The source of information
Rest assured, the stereotypical image of the bookworm librarian, monitoring stacks and stamping cards all day, is completely outdated! Today, those who pursue a career in library and resource development are on top of all the latest technologies, and are able to help students and other learners find the exact research tools they need - whether it's a text, a journal or a website. They're also well-versed in all the latest resource development plans, and have the ability to turn their library or resource center into a hub of information and learning.
Find a Job
With an education in library science and resource development, you qualify for a number of different positions:
- Access services
- Resource maintenance
- Writing and research
- Database management
- Student services
- Government documents
- Human resources
- Youth services
- Archives and rare books
- Library science education
Each specialization offers its own variety of jobs and environments for work. Some librarians don't even work in a library - they can work online, for a corporate business or in a retail store.
A Commitment to Literacy
A job in library and resource development requires a firm commitment to continued learning and the importance of literacy. You're not only responsible for the coordination and organization of the activities and resources of your library - your students and clients will consider you a media and communications specialist, as well as a general source of knowledge and research tools.

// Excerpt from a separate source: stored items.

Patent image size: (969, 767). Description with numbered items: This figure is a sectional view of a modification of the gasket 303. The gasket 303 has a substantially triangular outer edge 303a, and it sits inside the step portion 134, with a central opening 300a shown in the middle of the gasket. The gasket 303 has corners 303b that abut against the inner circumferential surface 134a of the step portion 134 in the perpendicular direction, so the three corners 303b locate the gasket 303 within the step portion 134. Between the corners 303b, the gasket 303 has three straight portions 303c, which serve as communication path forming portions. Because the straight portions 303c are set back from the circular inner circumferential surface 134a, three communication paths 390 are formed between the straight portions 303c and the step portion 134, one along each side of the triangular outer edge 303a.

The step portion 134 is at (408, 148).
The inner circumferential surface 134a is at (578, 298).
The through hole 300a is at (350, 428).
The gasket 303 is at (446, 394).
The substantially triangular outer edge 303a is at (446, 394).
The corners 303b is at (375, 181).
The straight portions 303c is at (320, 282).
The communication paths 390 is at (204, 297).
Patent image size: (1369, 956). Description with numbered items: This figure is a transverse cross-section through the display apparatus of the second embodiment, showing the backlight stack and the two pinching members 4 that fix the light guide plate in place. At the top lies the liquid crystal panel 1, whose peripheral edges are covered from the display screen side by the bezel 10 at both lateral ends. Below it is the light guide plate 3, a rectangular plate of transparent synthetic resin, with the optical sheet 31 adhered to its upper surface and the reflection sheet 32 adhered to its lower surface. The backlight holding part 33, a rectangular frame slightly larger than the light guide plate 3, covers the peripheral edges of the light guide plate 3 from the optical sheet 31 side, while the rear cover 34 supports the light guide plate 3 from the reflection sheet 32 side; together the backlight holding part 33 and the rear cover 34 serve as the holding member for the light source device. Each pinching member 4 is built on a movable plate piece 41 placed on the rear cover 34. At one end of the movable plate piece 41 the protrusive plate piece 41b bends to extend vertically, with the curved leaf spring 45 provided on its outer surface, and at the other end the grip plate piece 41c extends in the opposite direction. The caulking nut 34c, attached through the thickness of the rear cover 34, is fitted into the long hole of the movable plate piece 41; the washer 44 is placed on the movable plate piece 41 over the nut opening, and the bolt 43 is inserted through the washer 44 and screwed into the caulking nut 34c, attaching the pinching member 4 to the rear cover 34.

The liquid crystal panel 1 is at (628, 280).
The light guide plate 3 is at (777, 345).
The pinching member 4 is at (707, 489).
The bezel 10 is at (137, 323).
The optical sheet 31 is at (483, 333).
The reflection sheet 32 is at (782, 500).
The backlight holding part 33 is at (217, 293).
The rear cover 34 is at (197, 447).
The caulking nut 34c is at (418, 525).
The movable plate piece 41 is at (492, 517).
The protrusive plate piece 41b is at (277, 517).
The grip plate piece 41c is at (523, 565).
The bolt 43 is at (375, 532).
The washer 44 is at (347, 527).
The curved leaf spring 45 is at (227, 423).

You need to be prepared to deal regularly with students and the public. This means you must have a clear understanding of the most efficient and reliable research techniques and resources. Remember, if you can pass a positive experience on to a student, you may have inspired someone to become a lifelong learner and avid reader.
As is found in most industries, the salaries available in the library and resource development field will vary depending on your situation. Consider the size of your library, its location and its connection to any schools, and also at the type of library you're working in to determine the appropriate salary expectations. For example, colleges, universities and professional schools traditionally pay well, second only to government services.
On average you could be looking at a pay range from $40 000 a year to over $70 000 a year.